LIHUE — Some Hawaii candidates were taken by surprise recently when they received fines for not reporting the cost of advertisements to the Campaign Spending Commission within 24 hours of the contracted purchase.
The law was passed during the 2013 legislative session and implemented during the 2016 election, but fines weren’t imposed until this year’s election cycle because the commission didn’t have a fine schedule adopted until now, said Tony Baldomero, associate director for the Campaign Spending Commission.
“Once we got that in place, we had to change our rules and then we had to adopt an administrative fine guide and once we had that in place, we had a mechanism for fining,” Baldomero said.
A report is due within 24 hours of executing a contract for an ad that will be either broadcast, published or sent by bulk rate mail either 30 days prior to the primary election, or 60 days prior to the general election, he said.
“For the general election, we are in that 60-day window now, so those statements are coming now.”
In August, 24 candidates throughout the state received fines and in September, 31 candidates were fined, he said.
At the Aug. 8 meeting, fines were reduced for Rep. Dee Morikawa from $250, to $83.33 and Friends of Lenny Rapozo, mayoral candidate, from $500, to $166.67 and at September’s meeting, mayoral candidate JoAnn Yukimura’s fine was reduced from $1,750 to $583.33.

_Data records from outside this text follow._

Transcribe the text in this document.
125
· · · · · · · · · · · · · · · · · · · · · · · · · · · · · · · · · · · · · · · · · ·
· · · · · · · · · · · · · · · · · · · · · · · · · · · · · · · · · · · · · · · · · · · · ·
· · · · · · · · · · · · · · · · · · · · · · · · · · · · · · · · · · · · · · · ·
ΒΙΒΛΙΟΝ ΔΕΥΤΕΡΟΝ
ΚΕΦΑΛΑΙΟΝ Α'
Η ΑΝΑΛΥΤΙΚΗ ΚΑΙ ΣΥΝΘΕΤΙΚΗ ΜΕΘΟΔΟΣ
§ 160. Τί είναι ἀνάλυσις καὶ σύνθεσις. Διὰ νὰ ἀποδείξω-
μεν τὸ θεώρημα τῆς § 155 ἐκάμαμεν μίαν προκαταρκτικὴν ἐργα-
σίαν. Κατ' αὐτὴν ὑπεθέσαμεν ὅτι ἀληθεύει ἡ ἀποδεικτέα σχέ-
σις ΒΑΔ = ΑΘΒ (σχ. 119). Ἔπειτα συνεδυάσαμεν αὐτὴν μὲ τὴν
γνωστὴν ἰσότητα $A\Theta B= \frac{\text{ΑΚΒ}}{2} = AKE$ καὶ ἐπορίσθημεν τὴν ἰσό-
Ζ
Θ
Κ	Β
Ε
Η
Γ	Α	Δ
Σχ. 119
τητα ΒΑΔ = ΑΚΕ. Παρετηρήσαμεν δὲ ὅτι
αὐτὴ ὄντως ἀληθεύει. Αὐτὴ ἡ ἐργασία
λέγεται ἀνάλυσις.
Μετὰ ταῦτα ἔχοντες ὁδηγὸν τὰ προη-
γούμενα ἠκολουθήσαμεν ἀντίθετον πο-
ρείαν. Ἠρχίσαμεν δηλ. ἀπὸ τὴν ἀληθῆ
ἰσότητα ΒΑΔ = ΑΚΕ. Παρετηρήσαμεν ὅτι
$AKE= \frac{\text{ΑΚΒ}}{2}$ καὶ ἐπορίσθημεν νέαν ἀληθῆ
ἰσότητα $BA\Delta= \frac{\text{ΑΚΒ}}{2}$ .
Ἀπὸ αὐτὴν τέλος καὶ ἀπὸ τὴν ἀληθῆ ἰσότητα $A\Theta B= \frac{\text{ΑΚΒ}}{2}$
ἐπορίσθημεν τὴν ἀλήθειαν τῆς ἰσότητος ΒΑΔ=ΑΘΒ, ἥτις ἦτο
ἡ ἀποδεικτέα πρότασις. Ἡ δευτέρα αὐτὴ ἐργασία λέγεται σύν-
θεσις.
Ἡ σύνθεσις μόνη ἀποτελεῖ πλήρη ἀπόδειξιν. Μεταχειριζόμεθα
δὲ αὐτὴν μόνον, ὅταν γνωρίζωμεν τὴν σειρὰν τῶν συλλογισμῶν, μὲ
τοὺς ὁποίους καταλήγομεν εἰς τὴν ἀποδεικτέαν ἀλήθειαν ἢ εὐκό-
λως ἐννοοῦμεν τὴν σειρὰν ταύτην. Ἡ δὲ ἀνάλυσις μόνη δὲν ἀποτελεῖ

Morikawa said this was her first time receiving a fine and she’s a little embarrassed by it because she’s a stickler for following the laws and rules.
“This one really caught me off guard,” Morikawa said.

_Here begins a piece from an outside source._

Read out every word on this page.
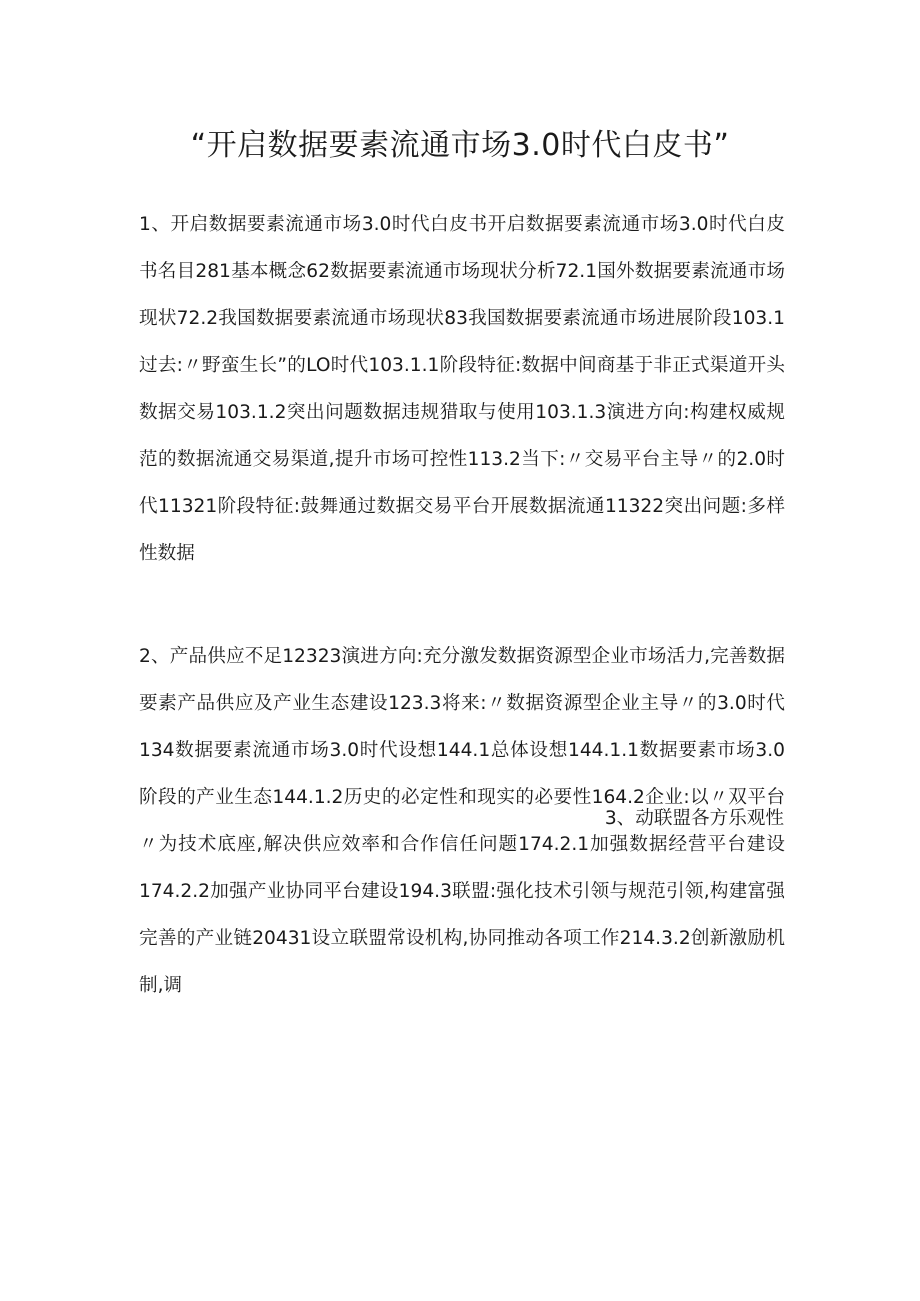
“开启数据要素流通市场3.0时代白皮书”

1、开启数据要素流通市场3.0时代白皮书开启数据要素流通市场3.0时代白皮书名目281基本概念62数据要素流通市场现状分析72.1国外数据要素流通市场现状72.2我国数据要素流通市场现状83我国数据要素流通市场进展阶段103.1过去:〃野蛮生长”的LO时代103.1.1阶段特征:数据中间商基于非正式渠道开头数据交易103.1.2突出问题数据违规猎取与使用103.1.3演进方向:构建权威规范的数据流通交易渠道,提升市场可控性113.2当下:〃交易平台主导〃的2.0时代11321阶段特征:鼓舞通过数据交易平台开展数据流通11322突出问题:多样性数据

2、产品供应不足12323演进方向:充分激发数据资源型企业市场活力,完善数据要素产品供应及产业生态建设123.3将来:〃数据资源型企业主导〃的3.0时代134数据要素流通市场3.0时代设想144.1总体设想144.1.1数据要素市场3.0阶段的产业生态144.1.2历史的必定性和现实的必要性164.2企业:以〃双平台〃为技术底座,解决供应效率和合作信任问题174.2.1加强数据经营平台建设174.2.2加强产业协同平台建设194.3联盟:强化技术引领与规范引领,构建富强完善的产业链20431设立联盟常设机构,协同推动各项工作214.3.2创新激励机制,调

3、动联盟各方乐观性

The intent of the law is to make sure those who pay large amounts of money to advertise on behalf of a candidate report it, she said.
“We’re used to reporting fundraisers, but we’re not used to reporting advertisements or brochures, but it’s the same idea, so everyone knows we’re going to be printing a brochure or an ad way in advance,” she said.
It’s about transparency, but there’s something wrong with the law and they’ll have to tweak it so candidates who have little money aren’t penalized, she said.
“Unfortunately many of us who got that notice didn’t understand the law, so we got in trouble, but the Campaign Spending Commission made a lot of money from this,” she said.
Morikawa said she hopes all of the candidates understand that if they don’t report their advertising contract, they’ll get fined.
Rapozo and Yukimura could not be reached for comment.